SPRIRONOLACTONE, marketed under the trade name Aldactone (as well as Novo-Spiroton, Spiractin, Spirotone, or Berlactone), is a diuretic used to lower high blood pressure. In addition, it possesses anti-androgenic properties as it binds to the androgen receptor in the hair follicle and thus prevents it from interacting with DHT. Hence, spironolactone is also used to treat acne, hirsutism (excess body hair) and hair loss in women. Male patients should exercise caution when using this product, and if at all, they should only use topical applications (see also: Use of Topical Sironolactone in Treating Male Pattern Baldness).

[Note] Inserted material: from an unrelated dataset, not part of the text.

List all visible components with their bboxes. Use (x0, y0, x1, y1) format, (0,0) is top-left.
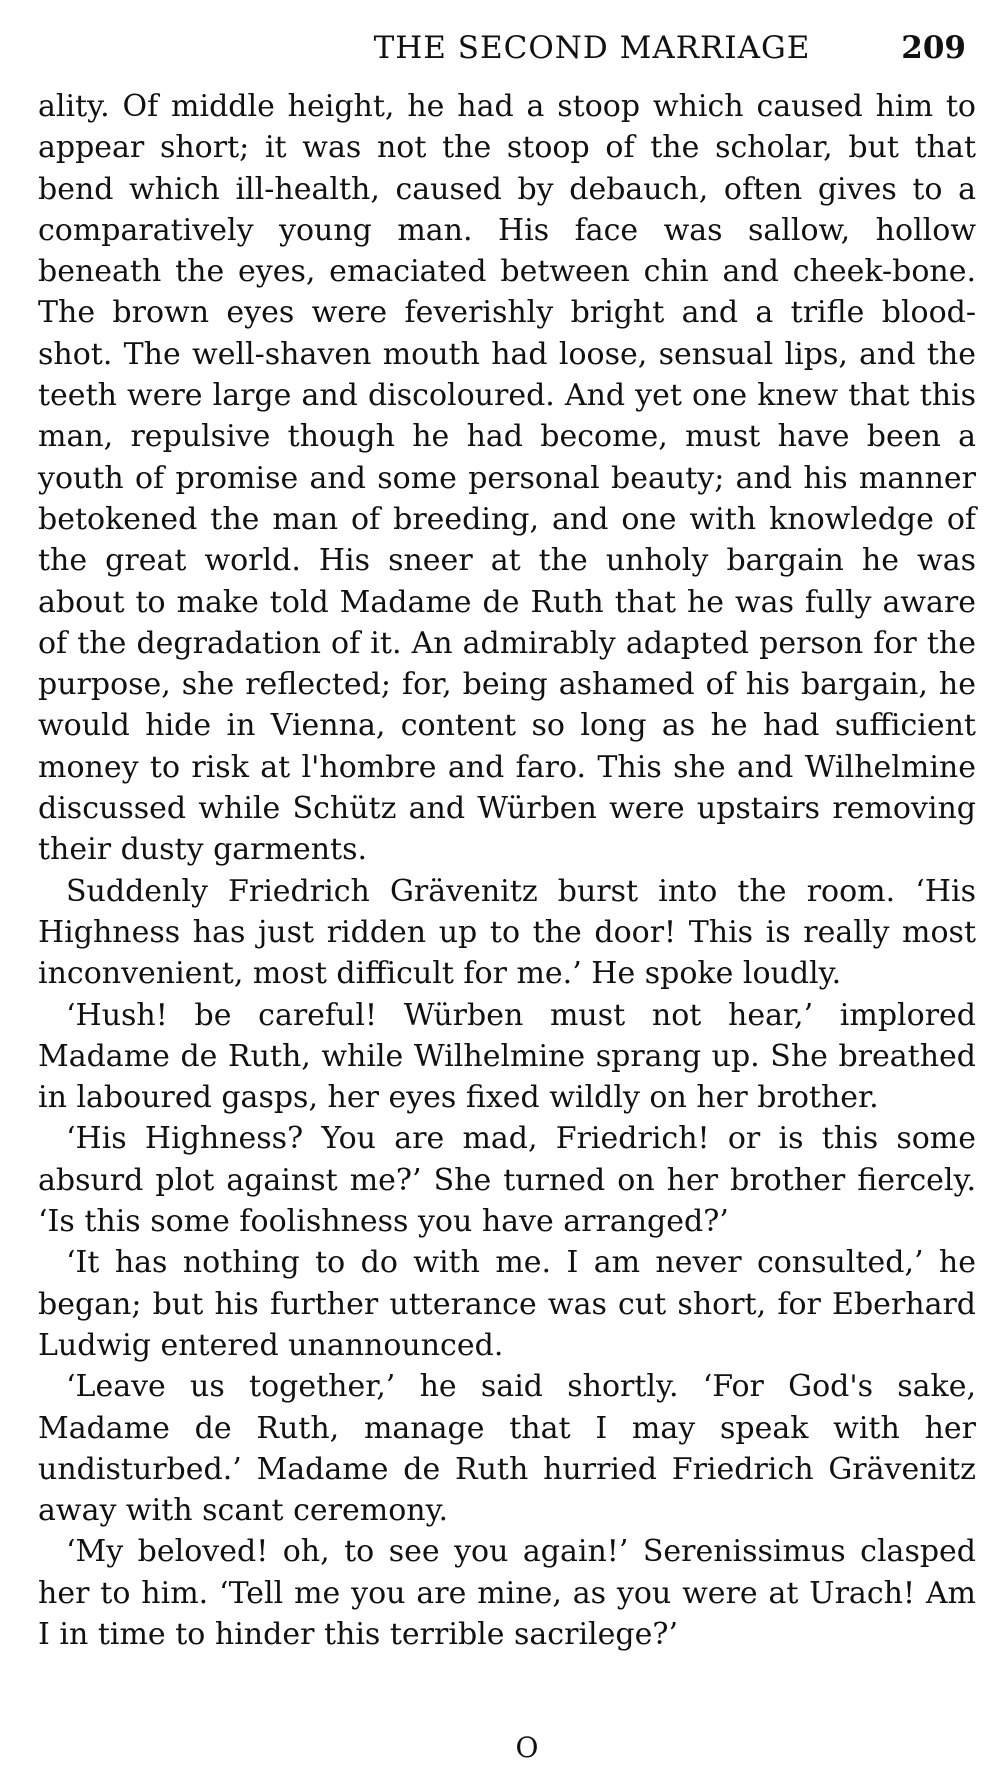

FLUTAMIDE is a non-steroid antiandrogen primarily used to treat prostate cancer. It is a prescription medicine. Flutamide competes with DHT and testosterone to bind to androgen receptors and, therefore, it is thought that it could be beneficial in treating hereditary baldness. It is a very powerful antiandrogen and its oral use can cause severe side effects, especially in men, where it can lead to a variety of sexual disorders. Oral flutamide is used for excessive facial hair growth in women and sometimes also to treat female hair loss. It is believed that flutamide could also be applied topically to treat baldness in males. Further studies are needed to evaluate the efficacy and safety of flutamide as a topical agent in treating androgenetic alopecia.